Hugo Curti, de 47 anos, é artista plástico e fotógrafo e desde pequeno reforma e cria os próprios móveis. Foto: Divulgação

“Dá trabalho, mas não é difícil fazer as coisas: basta querer. Acho muito bonito e pretendo continuar criando e adaptando móveis nas minhas próximas casas. O melhor é que ficam diferentes daqueles objetos que você compra prontos. Eu que fiz com minhas próprias mãos e por isso fica muito mais descolado e diferente, combina mais comigo”, garante a estudante. Larissa pontua que a busca de tutoriais e dicas pela internet foi essencial no seu processo criativo. “Coloque na busca e lá aparecem várias dicas desde o que fazer até onde comprar, o ‘passo a passo’, etc. Foi assim que começei”, recomenda.

ADAPTADO
Formada em Psicologia, Veronica Kraemer, 42, também é adepta ao “faça você mesmo”. Ela acredita que comprar coisas novas nem sempre é a melhor alternativa e prefere adquirir objetos e móveis antigos; além de reaproveitar, reutilizar e reciclar. “No começo, não pensava muito em sustentabilidade, mas depois comecei a notar que no lixo que jogamos, muitas coisas como paletes, estrado de madeira, metal ou plástico; caixotes, embalagens de frutas, móveis pela metade e materiais que se acham pelas ruas, por exemplo, que muitas vezes não damos nada, podem ser adaptados e se transformar, embelezando o espaço com um toque de imaginação e força de vontade”, afirma.

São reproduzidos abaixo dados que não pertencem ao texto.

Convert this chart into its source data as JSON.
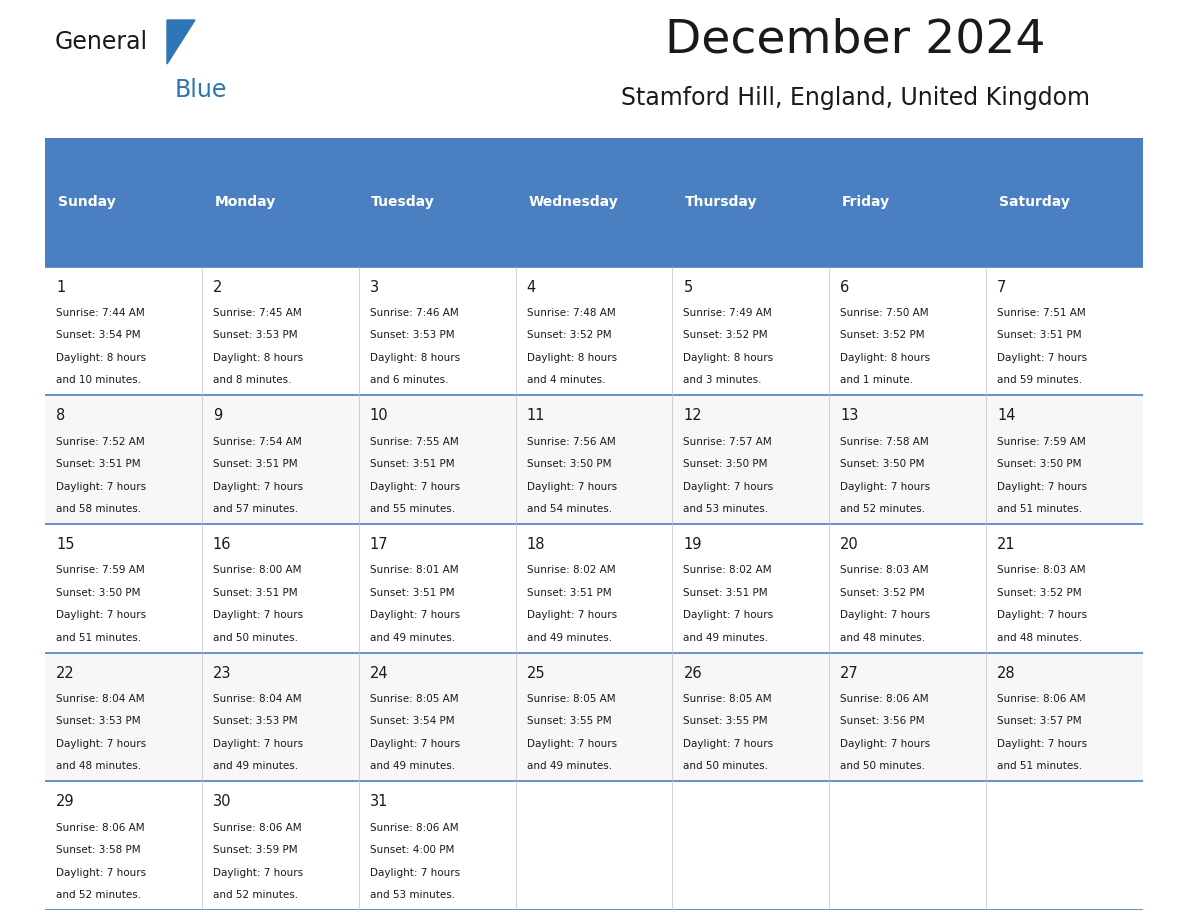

Desde pequena, Veronica amava pintar. Apesar de ser psicóloga, ela praticou a profissão por pouco tempo: “Antes de ter um ateliê, comecei a transformar caixotes em revisteiros e alguns amigos sempre me pediam. Percebi, então, que poderia transformar o que eu gostava de fazer em um negócio e comecei a vender as peças que transformava”.

Hoje, ela dá aulas e vende peças no seu próprio espaço: o Além da Rua Ateliê, em São Paulo, que foi criado há 15 anos. Mosaicos, telas e vasos pintados, móveis custumizados são apenas alguns objetos que a artista adapta e podem ser usados como peças decorativas. De acordo com Veronica, as pessoas a procuram pelo seu blog e pelo canal no Youtube, que tem ‘passo a passo’ de diversas transformações, para tirar dúvidas. “Muitas pessoas que nunca reformaram objetos me procuram. Como fazer pátina colorida e envelhecida em madeiras escuras, pintar móveis antigos e adaptar paletes são os assuntos mais procurados”, conta.

Para quem ainda não começou a criar e praticar a reforma de móveis e peças de decoração, Veronica recomenda a busca por tutoriais, blogs, sites e vídeos. “No começo, muitas pessoas acham que não têm capacidade ou que não vão conseguir, eu mesma, pensava isso. Mas depois que você mergulha nesse mundo, começa a usar a imaginação e descobre que você pode muito mais do que pensava que era capaz, nunca mais para”.